First, they have little experience with actually working together and speaking on behalf of the industry. Whereas other industries retain such assistance and are ready to mobilize on a moment’s notice, organized philanthropy moved so slowly to this cause that it was national news when a group of wealthy foundations finally hired a former congressman to make their case during last year’s debate over a House bill that would have effectively forced foundations to give more annually.


Second, foundations have spent most of their efforts attempting to differentiate themselves from the other players in the industry even as the importance of those differences decreases.

The lines between government, business, and nonprofit groups are blurred now in ways perhaps not seen since the American colonies first formed. Generations X, Y, and beyond are used to commercial operators of public schools, church-based ecumenical soup kitchens, nonprofit providers of health-care and other employee benefits, and alcohol companies underwriting everything from athletic events to art exhibitions. These generations are unfazed by the sight of federal agents, local police officers, and private contractors working together to screen bags at airports.
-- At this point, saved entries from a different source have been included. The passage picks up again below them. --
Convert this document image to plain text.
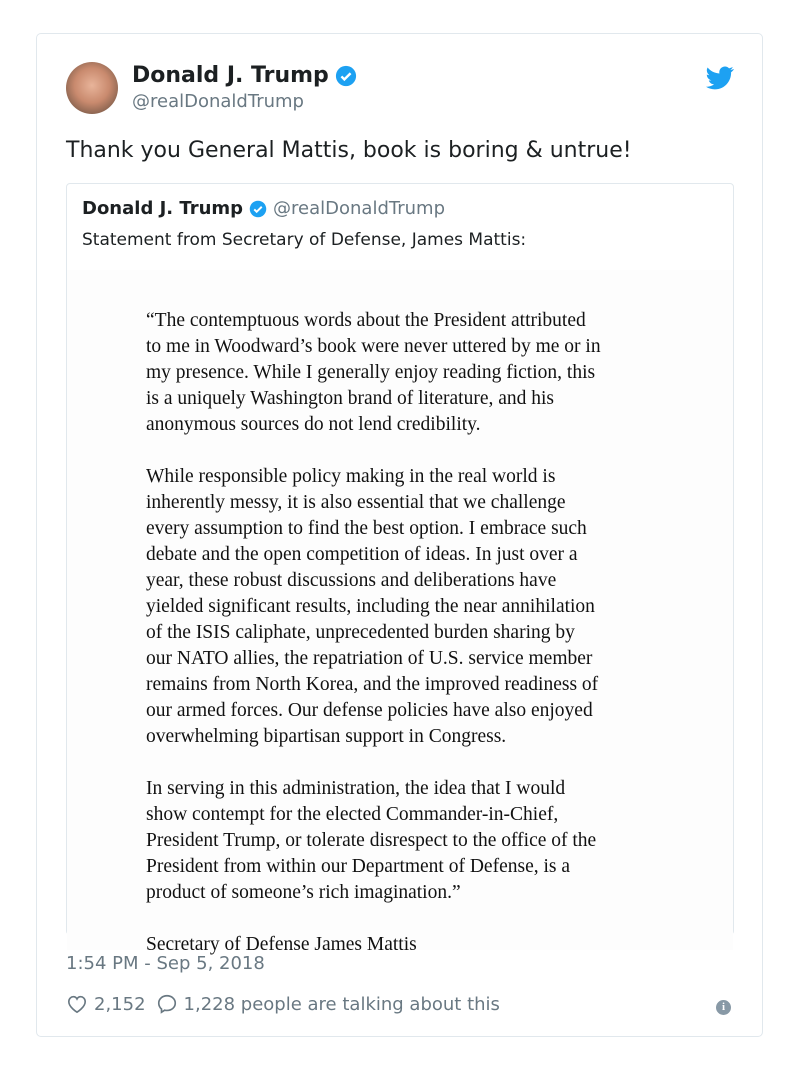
Donald J. Trump
@realDonaldTrump
Thank you General Mattis, book is boring & untrue!
Donald J. Trump @realDonaldTrump
Statement from Secretary of Defense, James Mattis:
“The contemptuous words about the President attributed
to me in Woodward’s book were never uttered by me or in
my presence. While I generally enjoy reading fiction, this
is a uniquely Washington brand of literature, and his
anonymous sources do not lend credibility.
While responsible policy making in the real world is
inherently messy, it is also essential that we challenge
every assumption to find the best option. I embrace such
debate and the open competition of ideas. In just over a
year, these robust discussions and deliberations have
yielded significant results, including the near annihilation
of the ISIS caliphate, unprecedented burden sharing by
our NATO allies, the repatriation of U.S. service member
remains from North Korea, and the improved readiness of
our armed forces. Our defense policies have also enjoyed
overwhelming bipartisan support in Congress.
In serving in this administration, the idea that I would
show contempt for the elected Commander-in-Chief,
President Trump, or tolerate disrespect to the office of the
President from within our Department of Defense, is a
product of someone’s rich imagination.”
Secretary of Defense James Mattis
1:54 PM - Sep 5, 2018
2,152 1,228 people are talking about this	i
In these contexts of shifting roles and expectations for government and business, the unique role of nonprofit groups and philanthropists is even harder to articulate. And the nonprofit world’s pattern of trying to focus on its uniqueness, rather than its contributions in partnership with the others, raises more questions than it answers.

Notwithstanding such challenges, philanthropy should seize the opportunity to promote a regulatory structure that encourages effective giving. Otherwise, it could find itself dealing with rules that stifle, rather than stimulate, giving to causes that promote the common good.

Lucy Bernholz is founder and president of Blueprint Research and Design, a San Francisco consulting company that helps foundations develop grant-making programs. This article is adapted from her book, Creating Philanthropic Capital Markets: the Deliberate Evolution (John Wiley & Sons).